Think About Natural Disasters

Many data centers will install special systems in their businesses to make sure that data and servers are protected from damage. You will want to make sure that state of the art cooling is utilized with hot and cool air exhausts that face each other along the rows of servers. Systems that directly suck up hot air exhaust and force cool air against server intakes are a good option too. You also should find out if a fire suppression system that uses either inert gases or clean chemicals to snuff out a fire are installed. These systems along with maintained fire and smoke detectors are ideal.

Natural Disaster Areas

While issues with overheating and possible fire outbreaks are huge concerns that need to be considered, you also need to think about the natural disasters that could possibly destroy the data center site. A disaster like a hurricane, tornado, or earthquake could mean the loss of all data without a way to restore it. If the data center you consider is far from home, then consider the fact that tornadoes are most common in parts of Texas, Oklahoma, and Florida. An earthquake is most likely in the states of California, Alaska, Hawaii, Nevada, and Washington, and hurricanes are likely to hit the states of Florida, North Carolina, and Louisiana.

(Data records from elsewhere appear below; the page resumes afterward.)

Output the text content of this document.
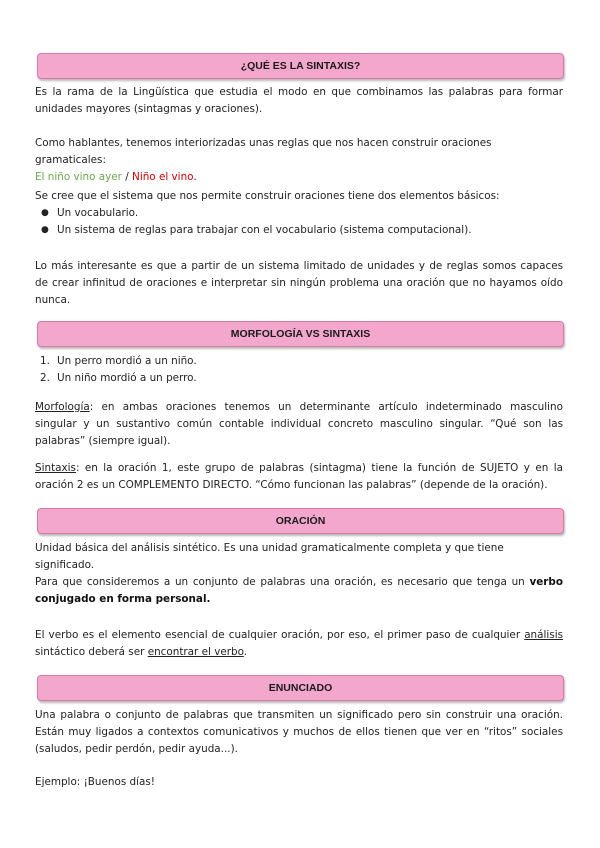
¿QUÉ ES LA SINTAXIS?

Es la rama de la Lingüística que estudia el modo en que combinamos las palabras para formar unidades mayores (sintagmas y oraciones).

Como hablantes, tenemos interiorizadas unas reglas que nos hacen construir oraciones gramaticales:
El niño vino ayer / Niño el vino.

Se cree que el sistema que nos permite construir oraciones tiene dos elementos básicos:

● Un vocabulario.
● Un sistema de reglas para trabajar con el vocabulario (sistema computacional).

Lo más interesante es que a partir de un sistema limitado de unidades y de reglas somos capaces de crear infinitud de oraciones e interpretar sin ningún problema una oración que no hayamos oído nunca.

MORFOLOGÍA VS SINTAXIS
1. Un perro mordió a un niño.
2. Un niño mordió a un perro.

Morfología: en ambas oraciones tenemos un determinante artículo indeterminado masculino singular y un sustantivo común contable individual concreto masculino singular. “Qué son las palabras” (siempre igual).

Sintaxis: en la oración 1, este grupo de palabras (sintagma) tiene la función de SUJETO y en la oración 2 es un COMPLEMENTO DIRECTO. “Cómo funcionan las palabras” (depende de la oración).

ORACIÓN

Unidad básica del análisis sintético. Es una unidad gramaticalmente completa y que tiene significado.

Para que consideremos a un conjunto de palabras una oración, es necesario que tenga un verbo conjugado en forma personal.

El verbo es el elemento esencial de cualquier oración, por eso, el primer paso de cualquier análisis sintáctico deberá ser encontrar el verbo.

ENUNCIADO

Una palabra o conjunto de palabras que transmiten un significado pero sin construir una oración. Están muy ligados a contextos comunicativos y muchos de ellos tienen que ver en “ritos” sociales (saludos, pedir perdón, pedir ayuda...).

Ejemplo: ¡Buenos días!
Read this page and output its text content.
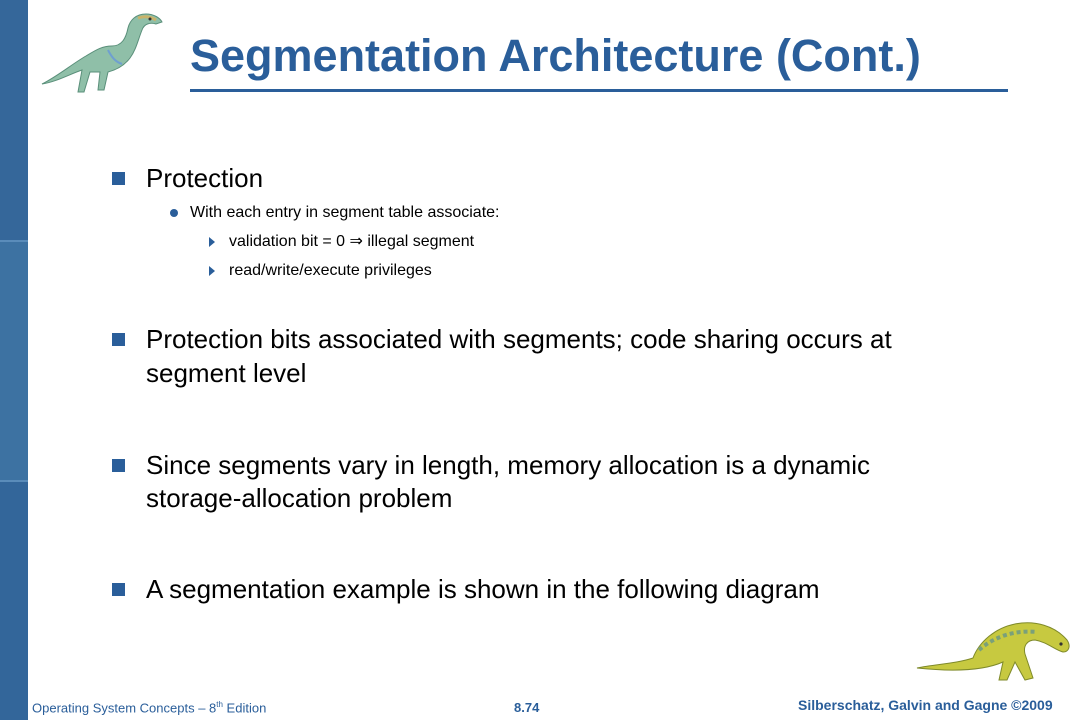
Segmentation Architecture (Cont.)
Protection
With each entry in segment table associate:
validation bit = 0 ⇒ illegal segment
read/write/execute privileges
Protection bits associated with segments; code sharing occurs at
segment level
Since segments vary in length, memory allocation is a dynamic
storage-allocation problem
A segmentation example is shown in the following diagram
Operating System Concepts – 8th Edition	8.74	Silberschatz, Galvin and Gagne ©2009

This information does not mean that you should skip the data center in Florida or Texas, but it does mean that you should do your research and look into the specific city or region where the data center is located to see if a natural disaster, like the ones common for the state, has affected the area in recent years. Additionally, make sure to consider snow and ice storms that may not destroy the data center but can affect downtime during the winter months. 

Consider Infrastructure

If you decide to use a data center that is somewhat far from home, you will still expect to be able to access your data quickly and whenever you choose. While the data center may invest in the largest servers and offer personal tech support when networks are not working, the center will still be at the mercy of available internet speeds in the area. If the center is lucky enough to be located in a state like Oregon, New York, Florida, California, Indiana, Maryland, Pennsylvania, Texas, or another state where millions of people have access to fiber-optic internet, then this may not be an issue. This is especially true since the fiber-optics offer upload speeds of at least 500 mbps. 

However, if the data center is located in an area where there have not been any investments in updating the internet infrastructure, then both download and upload speeds will be slow. Many of these areas are located in the Midwest where populations are spread out across the state and there are very few densely populated cities. Internet service providers simply do not have enough customers in some of these areas to invest money in broadband Internet lines, let alone fiber-optic ones. To make sure that you can access data quickly, ask about the speed of the internet provider the data center uses, not about how much data the servers can potentially handle.